Chemistry of vitamins, minerals, pigments, food additives, and potential toxicants, with emphasis on changes during processing and storage. Physiological characteristics of animal tissues postmortem and plant tissues post-harvest. P: Biochem 501 and Food Sci 410, or consent of instructor. Damodaran.
515 Commercial Meat Processing II; 2 cr.
(Same as Animal Science 515.) Principles and procedures in the commercial manufacture of processed meat products; sausage manufacturing, curing, smoking, freezing and packaging. P: An Sci 305 or Food Sci 410 or cons inst. Zool 101 & 102, or Zool 151 & 152 (recommended); Chem 103. Claus.
530 Food Processing I; 2 cr.
Procedures used to process and preserve food on a commercial basis. Major emphasis: packaging, thermal processing, chilling storage, freezing and irradiation. P: Course in physics and a course in organic chemistry or biochemistry or cons instr. Hartel, Hyslop.
532 Food Processing II; 3 cr.
Lectures/lab. Procedures used to process and preserve food on a commercial basis. Major emphasis: separation, concentration, fractionation, dehydration and energy considerations of alternate processing methods. P: FS 530 or cons instr. Etzel, Hartel, Hyslop.
537 Organization and Management of Food and Nutrition Services II; 3 cr.
Principles of organization, the management process in food- service systems; allocation of resources; budget development, personnel supervision and evaluation. P: Food Sci. 437 and Bus. 530. Theis.
542 Food Engineering Operations II; 4 cr.
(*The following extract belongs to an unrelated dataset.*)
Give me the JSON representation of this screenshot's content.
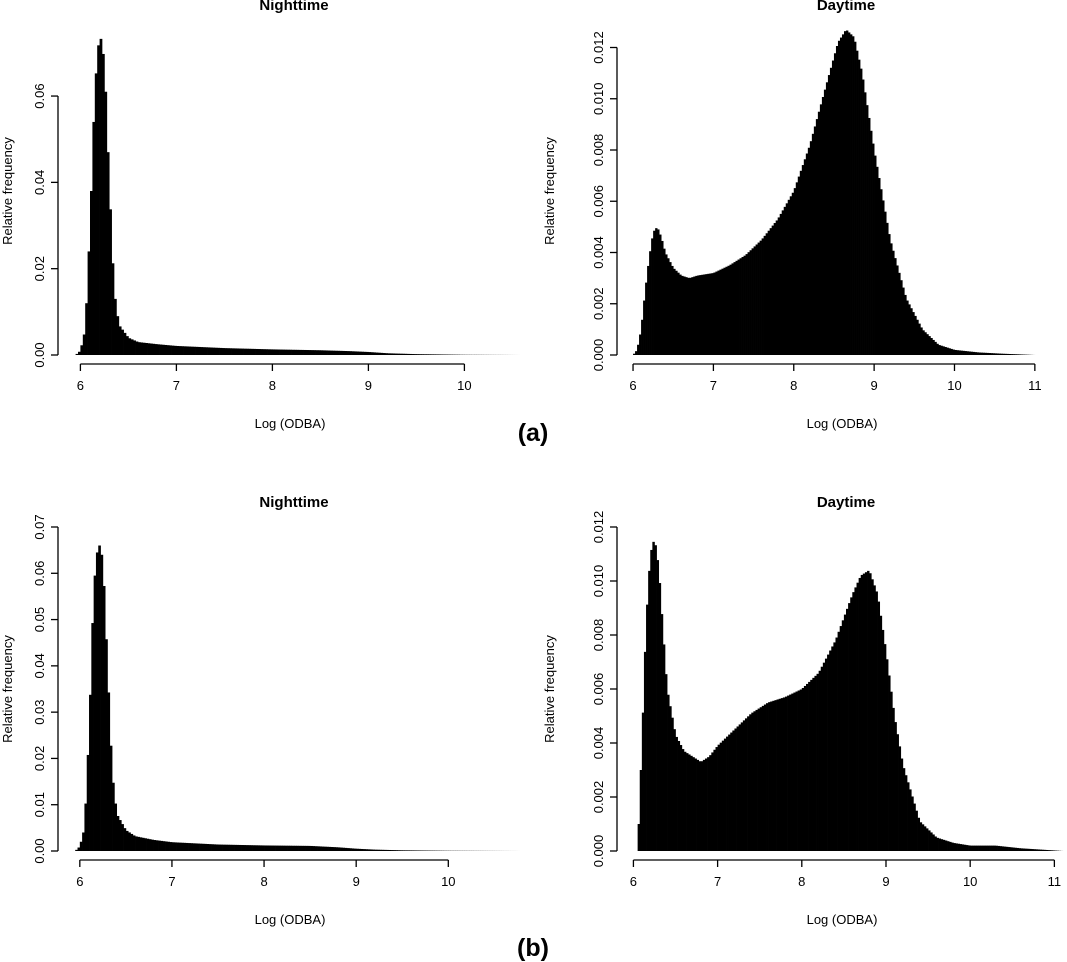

Lectures and experiments in food engineering operations selected from topics such as: thermodynamics, transport processes, biological kinetics and bioreactor design, thermal process calculations, separation processes, process instrumentation and control, process design and economics, and the use of the computers. P: Food Sci. 440, Sr. standing or cons instr. Etzel, Hyslop.
565 Food Process Engineering II; 3 cr.
(Same as Chemical Engineering 565.) Application of engineering principles to the quantitative analysis of food processing systems. Physical/chemical characteristics of biological systems, flow processes, preservation processes and separation processes. P: ChE 326 and 426; Chem. 345. Hartel.